Getting and Cleaning Data Course Project. The goal is to prepare tidy data that can be used for later analysis. In order to accomplish the assigment I do the following steps.
From features I read the files:
- "activity_labels.txt": Links the class labels with their activity name.
- 'features.txt': List of all features.
Define col_names: a vector (V1, V2, ..., V561) for reading X_test/train.txt file
From test I read the equivalent files:
- "test/subject_test.txt": Each row identifies the subject who performed the activity for each window sample. Its range is from 1 to 30. Name: V562.
- "test/X_test.txt": Test set.
- "test/y_test.txt": Test labels. Name: V563.
From train I read the equivalent files:
- "train/subject_train.txt": Each row identifies the subject who performed the activity for each window sample. Its range is from 1 to 30. Name: V562.
- "train/X_train.txt": Training set.
- "train/y_train.txt": Training labels. Name: V563.
From "test"" I join the 3 files with cbind function. First the Test set, then the subject and finally the label. I do the same with the 3 "train" files. With rbind function I make the data_set.

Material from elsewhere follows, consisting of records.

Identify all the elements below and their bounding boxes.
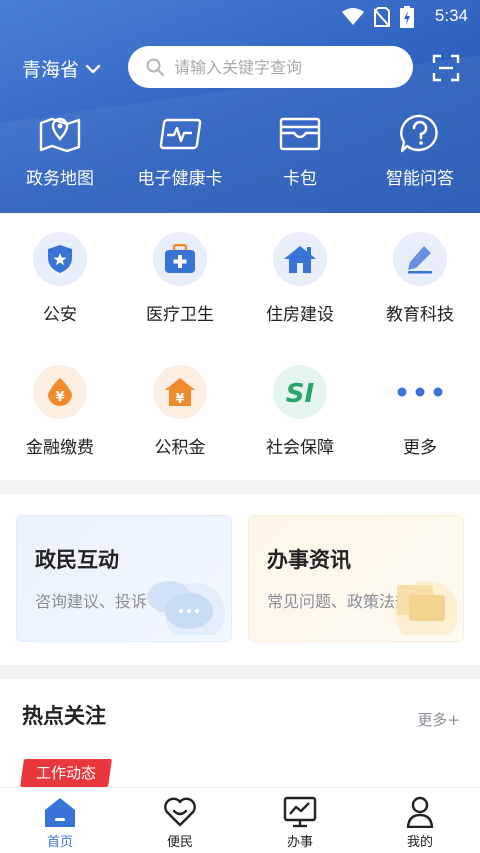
tab-label: 办事 [286,835,313,850]
home-icon [43,795,77,829]
medical-kit-icon [153,232,207,286]
health-card-icon [158,112,202,156]
no-sim-icon [374,7,390,27]
service-label: 社会保障 [266,438,334,458]
si-icon: SI [273,365,327,419]
status-icons [342,6,414,28]
quick-actions: 政务地图 电子健康卡 卡包 智能问答 [0,112,480,189]
scan-icon[interactable] [432,54,460,82]
heart-smile-icon [163,795,197,829]
svg-text:¥: ¥ [55,390,64,405]
bottom-tab-bar: 首页 便民 办事 我的 [0,787,480,853]
news-tag-label: 工作动态 [36,764,97,782]
region-selector[interactable]: 青海省 [22,55,101,82]
person-icon [403,795,437,829]
service-label: 更多 [403,438,437,458]
chevron-down-icon [85,64,101,73]
tab-services[interactable]: 办事 [240,788,360,853]
chat-bubbles-icon [147,581,225,635]
section-title-hot: 热点关注 [22,704,106,728]
more-link[interactable]: 更多+ [417,709,460,730]
si-icon-text: SI [286,379,315,407]
wifi-icon [342,8,364,25]
status-bar: 5:34 [0,0,480,34]
police-shield-icon [33,232,87,286]
quick-item-wallet[interactable]: 卡包 [240,112,360,189]
service-housing[interactable]: 住房建设 [240,232,360,365]
tab-home[interactable]: 首页 [0,788,120,853]
service-label: 住房建设 [266,305,334,325]
svg-text:¥: ¥ [175,392,184,407]
monitor-chart-icon [283,795,317,829]
quick-item-map[interactable]: 政务地图 [0,112,120,189]
service-label: 医疗卫生 [146,305,214,325]
service-police[interactable]: 公安 [0,232,120,365]
pencil-icon [393,232,447,286]
news-tag[interactable]: 工作动态 [20,759,112,787]
battery-charging-icon [400,6,414,28]
tab-convenience[interactable]: 便民 [120,788,240,853]
tab-mine[interactable]: 我的 [360,788,480,853]
tab-label: 便民 [166,835,193,850]
search-icon [146,58,164,76]
service-finance[interactable]: ¥ 金融缴费 [0,365,120,498]
service-more[interactable]: 更多 [360,365,480,498]
tab-label: 首页 [46,835,73,850]
wallet-icon [278,112,322,156]
yuan-coin-icon: ¥ [33,365,87,419]
yuan-house-icon: ¥ [153,365,207,419]
card-interaction[interactable]: 政民互动 咨询建议、投诉 [16,515,232,642]
service-social-security[interactable]: SI 社会保障 [240,365,360,498]
region-label: 青海省 [22,59,80,81]
tab-label: 我的 [406,835,433,850]
service-medical[interactable]: 医疗卫生 [120,232,240,365]
quick-item-qa[interactable]: 智能问答 [360,112,480,189]
service-provident-fund[interactable]: ¥ 公积金 [120,365,240,498]
more-dots-icon [393,365,447,419]
house-icon [273,232,327,286]
feature-cards: 政民互动 咨询建议、投诉 办事资讯 常见问题、政策法规 [16,515,464,642]
service-label: 公积金 [154,438,206,458]
service-label: 教育科技 [386,305,454,325]
section-divider [0,480,480,494]
service-education[interactable]: 教育科技 [360,232,480,365]
quick-item-label: 智能问答 [386,169,454,189]
section-divider [0,665,480,679]
service-label: 公安 [43,305,77,325]
map-pin-icon [38,112,82,156]
quick-item-health-card[interactable]: 电子健康卡 [120,112,240,189]
quick-item-label: 政务地图 [26,169,94,189]
header: 5:34 青海省 政务地图 电子健康卡 卡包 [0,0,480,213]
service-label: 金融缴费 [26,438,94,458]
question-chat-icon [398,112,442,156]
document-folder-icon [395,581,457,635]
service-grid: 公安 医疗卫生 住房建设 教育科技 ¥ 金融缴费 ¥ 公积金 SI 社会保障 更… [0,232,480,498]
status-time: 5:34 [434,6,468,25]
quick-item-label: 电子健康卡 [137,169,223,189]
search-box[interactable] [128,46,413,88]
quick-item-label: 卡包 [283,169,317,189]
search-input[interactable] [174,57,394,77]
card-news[interactable]: 办事资讯 常见问题、政策法规 [248,515,464,642]
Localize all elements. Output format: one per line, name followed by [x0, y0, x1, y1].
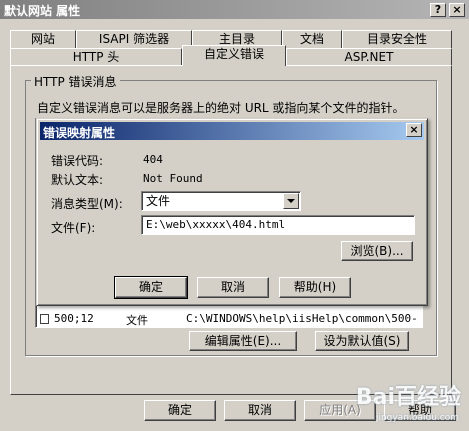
error-code-label: 错误代码:: [51, 154, 104, 168]
title-bar: 默认网站 属性 ? ×: [0, 0, 469, 19]
tab-isapi-filters[interactable]: ISAPI 筛选器: [76, 30, 192, 48]
table-row[interactable]: 500;12 文件 C:\WINDOWS\help\iisHelp\common…: [38, 312, 418, 327]
dialog-title-bar: 错误映射属性 ×: [40, 122, 424, 140]
error-code-cell: 500;12: [54, 312, 94, 325]
file-path-input[interactable]: E:\web\xxxxx\404.html: [141, 215, 415, 235]
error-code-value: 404: [143, 153, 163, 166]
message-type-value: 文件: [146, 194, 171, 208]
dialog-ok-button[interactable]: 确定: [114, 276, 188, 299]
close-icon[interactable]: ×: [449, 3, 465, 17]
tab-directory-security[interactable]: 目录安全性: [342, 30, 452, 48]
cancel-button[interactable]: 取消: [224, 400, 296, 421]
dialog-title: 错误映射属性: [43, 126, 116, 140]
default-text-value: Not Found: [143, 172, 203, 185]
watermark-logo: Bai百经验: [355, 385, 461, 410]
tab-http-headers[interactable]: HTTP 头: [10, 48, 182, 66]
group-description: 自定义错误消息可以是服务器上的绝对 URL 或指向某个文件的指针。: [37, 101, 405, 115]
set-default-button[interactable]: 设为默认值(S): [315, 331, 409, 351]
browse-button[interactable]: 浏览(B)...: [341, 241, 413, 261]
file-label: 文件(F):: [51, 221, 96, 235]
dialog-help-button[interactable]: 帮助(H): [279, 277, 351, 298]
message-type-select[interactable]: 文件: [141, 191, 301, 211]
edit-properties-button[interactable]: 编辑属性(E)...: [189, 331, 297, 351]
dialog-cancel-button[interactable]: 取消: [197, 277, 269, 298]
default-text-label: 默认文本:: [51, 173, 104, 187]
tab-documents[interactable]: 文档: [282, 30, 342, 48]
error-type-cell: 文件: [126, 314, 148, 327]
help-icon[interactable]: ?: [430, 3, 446, 17]
group-legend: HTTP 错误消息: [31, 73, 120, 90]
dialog-close-icon[interactable]: ×: [406, 123, 422, 137]
tab-asp-net[interactable]: ASP.NET: [286, 48, 452, 66]
ok-button[interactable]: 确定: [144, 400, 216, 421]
tab-website[interactable]: 网站: [10, 30, 76, 48]
error-path-cell: C:\WINDOWS\help\iisHelp\common\500-: [186, 312, 418, 325]
file-icon: [40, 314, 49, 324]
message-type-label: 消息类型(M):: [51, 197, 123, 211]
chevron-down-icon[interactable]: [283, 193, 299, 209]
error-mapping-dialog: 错误映射属性 × 错误代码: 404 默认文本: Not Found 消息类型(…: [36, 118, 428, 306]
tab-custom-errors[interactable]: 自定义错误: [182, 45, 286, 66]
window-title: 默认网站 属性: [4, 4, 81, 18]
watermark-url: jingyan.baidu.com: [375, 413, 459, 423]
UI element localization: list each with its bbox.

From the features table I obtain the index for all the features matching with "mean" or "std". From the same variable I also obtain the index for "meanFreq" to remove from the "mean" index. With the cbind function I select the columns from data_set refering to the calculated index plus the subject (V562) and id_Activity (V563) to form the data_mean_std_set.
I add a new column to data_mean_std_set, V564, with the labels of the activities obtained from the activity_labels table.
I select the same names from "feature.txt" to each column from 1 to 561. As names from "features.txt" have "-" and "()" characters if we call them directly R interpret them as operators and functions. So we should refer the with "". "subject", "id_Activity" and "activity" are the labels for the 3 extra columns.
With the agreggate function I construct the tidy data. In each column we have the mean of each variable for each activity and each subject. There are 180 rows = 30 subjects * 6 activities. There are 69 columns, 66 variable columns, 1 subject column, 1 id_Activity column and 1 activity column with the label name.